The sighted that will never see

The following is an example of today’s posting at Killcastro. It is in Spanish, but it talks about people like Manuel Marquez-Sterling, the writer of the article below that did not let the opportunity go by without responding to a misguided collegiate and let her get away with espousing her blinded romantic view of communist paradise. We are not many, but we are centainly loud.
My Turn
Writer blind to sad truth about Cuba
By MANUEL MARQUEZ-STERLING
For the Monitor

Much is wrong with student Elizabeth Morrow's article "Why not Cuba?"(Sunday Monitor, July 2). Her comments about what she saw and heard while in Cuba - the generosity of the Cuban common people, their beautiful music, etc. -must be attributed to the reactions of a young scholar with some credit hours beyond an undergraduate degree. During my years of teaching history, I read hundreds of essays that, like hers, let enthusiasm blur the real picture.

Ms. Morrow wants the United States government to allow all Americans, without restrictions, to travel freely to Cuba based on the point that we permit it with China, a grand violator of human rights. In other words, Ms. Morrow proposes that two wrongs would make a right. Human rights violations are universal, and if we erred in China, as we certainly did, we should not compound it with Cuba.

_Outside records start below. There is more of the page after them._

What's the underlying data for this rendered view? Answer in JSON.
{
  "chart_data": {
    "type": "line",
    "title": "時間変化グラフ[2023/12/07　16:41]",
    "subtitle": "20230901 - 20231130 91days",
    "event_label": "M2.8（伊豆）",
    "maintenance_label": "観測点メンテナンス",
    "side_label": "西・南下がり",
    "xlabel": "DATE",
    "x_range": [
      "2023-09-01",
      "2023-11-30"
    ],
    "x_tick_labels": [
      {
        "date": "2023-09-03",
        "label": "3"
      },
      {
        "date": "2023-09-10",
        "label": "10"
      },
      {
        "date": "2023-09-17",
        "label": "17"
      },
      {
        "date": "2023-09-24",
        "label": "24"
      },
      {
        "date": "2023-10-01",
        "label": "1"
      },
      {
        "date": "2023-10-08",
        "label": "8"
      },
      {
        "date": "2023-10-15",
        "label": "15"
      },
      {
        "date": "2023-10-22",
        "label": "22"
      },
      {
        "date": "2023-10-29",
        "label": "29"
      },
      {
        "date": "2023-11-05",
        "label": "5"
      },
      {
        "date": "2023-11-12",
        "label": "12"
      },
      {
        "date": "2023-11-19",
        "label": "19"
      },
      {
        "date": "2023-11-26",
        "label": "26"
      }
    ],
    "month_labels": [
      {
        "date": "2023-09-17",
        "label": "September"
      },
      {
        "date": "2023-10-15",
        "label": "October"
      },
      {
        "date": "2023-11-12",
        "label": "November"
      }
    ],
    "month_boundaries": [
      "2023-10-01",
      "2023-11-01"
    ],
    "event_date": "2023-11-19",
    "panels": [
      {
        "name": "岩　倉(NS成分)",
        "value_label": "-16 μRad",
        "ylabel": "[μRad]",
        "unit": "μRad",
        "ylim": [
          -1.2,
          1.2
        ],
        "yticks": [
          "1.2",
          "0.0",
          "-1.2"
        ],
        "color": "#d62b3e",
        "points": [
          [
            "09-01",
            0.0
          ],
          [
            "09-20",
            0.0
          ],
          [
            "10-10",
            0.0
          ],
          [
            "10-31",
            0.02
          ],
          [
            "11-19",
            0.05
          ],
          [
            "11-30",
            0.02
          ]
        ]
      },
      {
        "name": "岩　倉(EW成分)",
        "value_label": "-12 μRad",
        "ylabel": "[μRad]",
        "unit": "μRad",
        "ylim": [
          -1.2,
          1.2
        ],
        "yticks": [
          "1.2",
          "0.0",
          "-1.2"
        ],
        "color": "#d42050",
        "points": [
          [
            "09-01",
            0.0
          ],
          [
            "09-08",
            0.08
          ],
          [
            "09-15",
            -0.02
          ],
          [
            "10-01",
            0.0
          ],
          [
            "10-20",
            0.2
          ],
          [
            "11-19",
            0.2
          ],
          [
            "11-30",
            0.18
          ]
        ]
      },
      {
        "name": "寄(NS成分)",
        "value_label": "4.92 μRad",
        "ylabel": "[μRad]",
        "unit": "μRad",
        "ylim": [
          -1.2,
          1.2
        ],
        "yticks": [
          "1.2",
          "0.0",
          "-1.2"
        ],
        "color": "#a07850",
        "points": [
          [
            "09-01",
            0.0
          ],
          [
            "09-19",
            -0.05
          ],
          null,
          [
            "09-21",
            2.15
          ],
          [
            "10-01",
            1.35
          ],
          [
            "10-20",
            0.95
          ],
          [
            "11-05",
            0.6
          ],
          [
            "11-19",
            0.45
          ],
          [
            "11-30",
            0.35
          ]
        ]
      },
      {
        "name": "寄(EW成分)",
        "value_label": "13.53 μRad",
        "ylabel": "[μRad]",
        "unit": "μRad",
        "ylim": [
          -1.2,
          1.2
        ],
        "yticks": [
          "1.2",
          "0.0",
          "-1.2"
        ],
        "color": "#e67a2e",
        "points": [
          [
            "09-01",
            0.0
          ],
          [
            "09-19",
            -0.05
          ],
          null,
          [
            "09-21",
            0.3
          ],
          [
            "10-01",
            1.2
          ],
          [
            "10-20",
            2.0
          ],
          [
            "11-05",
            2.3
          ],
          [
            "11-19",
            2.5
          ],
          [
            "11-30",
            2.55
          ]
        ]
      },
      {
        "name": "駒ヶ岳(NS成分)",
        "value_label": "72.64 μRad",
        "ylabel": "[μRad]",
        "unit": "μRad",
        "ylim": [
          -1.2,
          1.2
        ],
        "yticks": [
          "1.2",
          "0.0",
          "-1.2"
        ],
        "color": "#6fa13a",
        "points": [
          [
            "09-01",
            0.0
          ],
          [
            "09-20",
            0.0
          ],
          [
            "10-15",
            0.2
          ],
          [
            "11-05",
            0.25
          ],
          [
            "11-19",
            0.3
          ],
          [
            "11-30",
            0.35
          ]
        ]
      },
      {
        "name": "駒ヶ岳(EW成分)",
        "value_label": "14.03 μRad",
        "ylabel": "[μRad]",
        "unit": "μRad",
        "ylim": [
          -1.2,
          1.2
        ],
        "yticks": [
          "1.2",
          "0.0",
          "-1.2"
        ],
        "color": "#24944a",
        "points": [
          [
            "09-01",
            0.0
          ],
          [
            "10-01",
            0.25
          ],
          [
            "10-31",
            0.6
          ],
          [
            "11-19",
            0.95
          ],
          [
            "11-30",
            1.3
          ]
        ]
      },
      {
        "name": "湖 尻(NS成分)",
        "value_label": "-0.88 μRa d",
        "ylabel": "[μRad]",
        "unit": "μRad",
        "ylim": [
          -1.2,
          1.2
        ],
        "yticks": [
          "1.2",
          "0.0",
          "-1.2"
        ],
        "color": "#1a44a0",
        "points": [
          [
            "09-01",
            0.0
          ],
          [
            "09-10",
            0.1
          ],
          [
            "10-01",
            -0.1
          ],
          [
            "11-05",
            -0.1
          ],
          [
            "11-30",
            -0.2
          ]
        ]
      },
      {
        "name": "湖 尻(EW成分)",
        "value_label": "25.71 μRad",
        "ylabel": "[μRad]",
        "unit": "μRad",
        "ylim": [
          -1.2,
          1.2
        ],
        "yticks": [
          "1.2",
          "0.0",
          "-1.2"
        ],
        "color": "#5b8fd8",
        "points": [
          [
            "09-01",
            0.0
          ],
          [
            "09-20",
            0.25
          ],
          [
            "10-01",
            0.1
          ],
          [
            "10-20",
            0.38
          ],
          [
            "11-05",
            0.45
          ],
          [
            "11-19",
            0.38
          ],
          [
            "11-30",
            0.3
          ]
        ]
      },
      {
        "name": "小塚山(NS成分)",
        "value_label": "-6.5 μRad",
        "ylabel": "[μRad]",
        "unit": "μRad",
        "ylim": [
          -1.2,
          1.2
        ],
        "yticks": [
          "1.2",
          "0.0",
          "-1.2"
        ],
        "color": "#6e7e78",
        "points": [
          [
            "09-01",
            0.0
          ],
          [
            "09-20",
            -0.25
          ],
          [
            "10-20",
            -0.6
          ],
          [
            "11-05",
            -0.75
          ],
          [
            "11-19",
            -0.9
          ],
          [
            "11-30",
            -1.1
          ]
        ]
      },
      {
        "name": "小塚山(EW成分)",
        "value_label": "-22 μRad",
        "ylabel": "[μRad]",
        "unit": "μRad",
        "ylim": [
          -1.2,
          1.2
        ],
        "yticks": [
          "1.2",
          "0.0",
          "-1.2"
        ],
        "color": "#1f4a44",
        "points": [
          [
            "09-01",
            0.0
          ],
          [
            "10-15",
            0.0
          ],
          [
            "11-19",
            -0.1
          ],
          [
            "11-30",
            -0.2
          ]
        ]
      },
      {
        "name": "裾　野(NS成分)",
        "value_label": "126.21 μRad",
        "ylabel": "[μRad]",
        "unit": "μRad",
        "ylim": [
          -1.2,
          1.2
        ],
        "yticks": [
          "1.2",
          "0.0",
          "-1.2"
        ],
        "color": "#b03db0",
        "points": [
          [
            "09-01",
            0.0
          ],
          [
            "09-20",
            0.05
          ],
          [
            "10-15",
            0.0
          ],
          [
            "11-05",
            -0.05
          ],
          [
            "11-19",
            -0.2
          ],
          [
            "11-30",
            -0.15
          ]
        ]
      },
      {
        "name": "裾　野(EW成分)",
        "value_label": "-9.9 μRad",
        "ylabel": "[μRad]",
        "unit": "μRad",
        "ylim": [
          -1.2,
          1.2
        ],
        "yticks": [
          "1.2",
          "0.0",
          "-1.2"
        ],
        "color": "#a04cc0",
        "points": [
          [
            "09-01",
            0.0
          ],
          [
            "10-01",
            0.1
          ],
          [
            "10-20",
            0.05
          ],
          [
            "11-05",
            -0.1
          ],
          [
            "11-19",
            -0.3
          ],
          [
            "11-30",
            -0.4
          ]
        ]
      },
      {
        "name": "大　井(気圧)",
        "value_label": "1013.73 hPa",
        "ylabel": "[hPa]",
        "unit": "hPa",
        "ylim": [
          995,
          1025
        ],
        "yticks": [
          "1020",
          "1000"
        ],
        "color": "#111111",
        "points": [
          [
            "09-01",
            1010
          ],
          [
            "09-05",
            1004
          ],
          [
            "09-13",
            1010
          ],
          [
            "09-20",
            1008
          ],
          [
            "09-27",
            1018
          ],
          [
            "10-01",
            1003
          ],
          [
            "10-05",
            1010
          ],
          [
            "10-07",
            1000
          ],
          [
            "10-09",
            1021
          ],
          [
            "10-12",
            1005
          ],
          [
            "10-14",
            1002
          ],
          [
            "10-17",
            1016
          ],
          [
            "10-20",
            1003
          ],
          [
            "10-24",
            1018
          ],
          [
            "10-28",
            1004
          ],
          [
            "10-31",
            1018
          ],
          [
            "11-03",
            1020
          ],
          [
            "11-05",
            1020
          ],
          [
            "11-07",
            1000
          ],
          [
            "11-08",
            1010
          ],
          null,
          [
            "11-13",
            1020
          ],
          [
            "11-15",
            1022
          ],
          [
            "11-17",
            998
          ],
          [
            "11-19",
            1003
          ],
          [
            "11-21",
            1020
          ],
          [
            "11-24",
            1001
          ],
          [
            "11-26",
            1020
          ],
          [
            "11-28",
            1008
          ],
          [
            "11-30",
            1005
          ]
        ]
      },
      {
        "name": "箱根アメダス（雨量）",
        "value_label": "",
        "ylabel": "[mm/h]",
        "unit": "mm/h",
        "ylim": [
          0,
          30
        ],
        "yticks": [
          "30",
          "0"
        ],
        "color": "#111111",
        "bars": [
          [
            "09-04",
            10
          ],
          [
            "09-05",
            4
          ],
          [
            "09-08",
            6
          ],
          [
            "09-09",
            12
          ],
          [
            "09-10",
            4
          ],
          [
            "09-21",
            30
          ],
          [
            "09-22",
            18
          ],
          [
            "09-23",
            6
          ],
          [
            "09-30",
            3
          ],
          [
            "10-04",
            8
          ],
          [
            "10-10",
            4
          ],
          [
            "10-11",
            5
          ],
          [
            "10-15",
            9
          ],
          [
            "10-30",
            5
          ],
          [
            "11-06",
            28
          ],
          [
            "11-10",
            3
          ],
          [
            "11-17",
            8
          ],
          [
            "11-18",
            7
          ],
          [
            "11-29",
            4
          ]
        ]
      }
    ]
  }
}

Besides getting her facts wrong about Cuba before the revolution, (the old tired story of gambling and prostitution), Ms. Morrow calls attention to the generosity, kindness and beautiful music of the Cuban people.

This is not a product of the present regime. Cubans from all walks of life, since time immemorial and under all kinds of political situations, have been like that and also made "beautiful music."

It seems that Ms. Morrow was not able, not allowed or did not care - lest her fanciful picture of Cuba be shattered - to see what is under the surface in that country. I bet that she was not able to talk to some of the hundreds of political prisoners, or to those who today oppose a regime that has executed 25,000 of its citizens and exiled more than 2 million.

I wonder if she talked to Martha Beatriz Roque, who a month ago was again brutally beaten for demanding the freedoms that Ms. Morrow enjoys here in New Hampshire. Should not Ms. Morrow also mention the thousands of would-be millionaires drowned in the Florida Straits while escaping that revolutionary Eden with its "beautiful music"?

I love young scholars, and I want them to do the best. In fact, if Ms. Morrow would not be afraid to face the truths about Cuba, I would extend her an invitation to chat about the topic over coffee or tea.

I am sure that she would learn a thing or two about Cuban history before Castro, which, by the way, the kindest of taxi drivers and other citizens there are not allowed to know.
Read poor misguided Elizabeth’s article [here].

1 comment:

A. Perales said...

Well, some folks can't understand this ban, especially when we are able to travel to other countries where human rights aren't respected.
Her letter wasn't convincing in the least. So what if the British and the Italians can go. These folks could care less that Cubans are treated like serfs in their own country, something she missed mentioning in her letter.